Judge Asberry correctly declined to find that the general overriding FC section 760 presumption could be trumped by this supposed exception. Since Wife evidently concluded her best litigation strategy was not to offer any compromise solution for determining the competing community verses separate property interests, the court applied a formula suggested by Husband for apportioning the award as between CP and SP. Wife took and all or nothing position that was a high stakes gamble, and she lost. Interestingly, the decision is clear that had she suggested some other valuation method the trial court could have found that was more equitable than Husband's proposal instead, and it would not have been reversed.

Play hard ball, get slammed.

The rule reiterated by the Ruiz court is simple, fair, and obvious. It is already established that periodic disability retirement payments which are received during marriage are community property, in that they are intended to compensate the community for loss of income that the injured spouse would otherwise have earned. Periodic disability payments received after separation are the separate property of the injured spouse alone for his or her diminished earning capacity. Citing the California Supreme Court in Marriage of Jones (1975) 13 Cal.3d 457, the Riverside justices stated "[s]o long as the marriage subsists, the [injured spouse's] reduced earnings worked a loss to the community. But such community loss does not continue after dissolution; at that point the earnings or accumulations of each party are the separate property" of each. "[O]nly such payments as are received during marriage are community property."

But within the context of worker's compensation permanent disability awards, as was presented here, Raphael had concluded that the timing of the award (i.e., whether received before or after separation) should not dictate the outcome - instead the inquiry was what portion was intended to compensate the injured spouse for his/her reduced earnings during the marriage, which would be CP. Again, a question that is not likely to be answered by the non-injured spouse because they have no access to such information assuming it even was part of the settlement calculation; yet, this perhaps reasonably did suggest to Wife's attorney he might successfully argue that the burden of proof was hence placed upon the Husband.

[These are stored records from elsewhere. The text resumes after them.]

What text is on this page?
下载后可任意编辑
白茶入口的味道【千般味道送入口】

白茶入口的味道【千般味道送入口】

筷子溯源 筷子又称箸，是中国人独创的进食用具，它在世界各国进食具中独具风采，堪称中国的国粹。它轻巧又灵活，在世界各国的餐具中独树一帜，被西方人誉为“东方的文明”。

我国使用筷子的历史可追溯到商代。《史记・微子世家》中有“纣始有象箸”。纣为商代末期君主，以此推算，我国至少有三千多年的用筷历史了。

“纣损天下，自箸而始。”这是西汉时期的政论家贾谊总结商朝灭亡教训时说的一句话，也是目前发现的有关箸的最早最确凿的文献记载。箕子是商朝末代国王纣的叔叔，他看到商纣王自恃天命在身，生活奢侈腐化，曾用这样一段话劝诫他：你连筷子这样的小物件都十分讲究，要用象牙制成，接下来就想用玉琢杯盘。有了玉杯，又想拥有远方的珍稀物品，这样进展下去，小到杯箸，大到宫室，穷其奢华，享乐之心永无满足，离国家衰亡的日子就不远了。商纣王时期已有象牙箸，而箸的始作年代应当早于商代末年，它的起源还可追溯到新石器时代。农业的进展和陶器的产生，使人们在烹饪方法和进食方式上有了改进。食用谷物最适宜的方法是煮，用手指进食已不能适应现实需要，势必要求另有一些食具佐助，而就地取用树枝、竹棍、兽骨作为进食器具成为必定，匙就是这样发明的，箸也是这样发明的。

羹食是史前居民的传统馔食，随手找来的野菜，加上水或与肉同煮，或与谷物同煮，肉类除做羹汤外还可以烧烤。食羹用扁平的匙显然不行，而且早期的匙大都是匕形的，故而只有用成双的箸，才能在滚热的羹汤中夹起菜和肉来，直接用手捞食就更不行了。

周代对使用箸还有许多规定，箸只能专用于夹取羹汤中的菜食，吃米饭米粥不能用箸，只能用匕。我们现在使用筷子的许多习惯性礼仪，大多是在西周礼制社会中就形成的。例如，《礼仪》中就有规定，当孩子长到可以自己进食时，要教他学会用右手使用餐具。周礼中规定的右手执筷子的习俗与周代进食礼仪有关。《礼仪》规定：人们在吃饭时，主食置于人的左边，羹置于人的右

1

The Ruiz Court decided that neither party had a burden of proof that would create a rebuttable presumption in the favor of one or the other because the trial court properly concluded that the award was part community and part separate property of Wife. The issue was then for the trial court to decide in terms of equitable apportionment of the competing interests. "In doing so, the court may use any method which fairly apportions the assets or its value between community and separate property interests. Because it is the court's obligation to make an equitable apportionment, neither party has the burden of proof in the sense that a failure of proof will result in an award of the asset in its entirety to the other party."

Thus, in equitable apportionment cases involving disability awards, which includes all hybrid mixes of community/separate attributes, a disadvantaged party (here the Husband who could not marshal much less control the evidence of what the worker's comp carrier intended when it settled Wife's case) does not lose simply because of a failure of their access to proof. Instead trial courts are free to fashion any result which works substantial justice. This was fair because nothing indicated that Wife had received any temporary disability benefits during the marriage that got banked - this lump sum settlement was all that she apparently received for the total loss occasioned to her, and to the community, for the injuries she suffered.

To the extent that the Wife argued the trial court's division of the CP amounts vs. the SP amounts was arbitrary, she had no right to complain because she never suggested any other measure that the trial court might use in supporting a different allocation scheme.

So, the lesson is this: Play hardball, get slammed..... (mediate your disputes instead, and don't disconnect from reasonableness - one never knows how a court might rule!)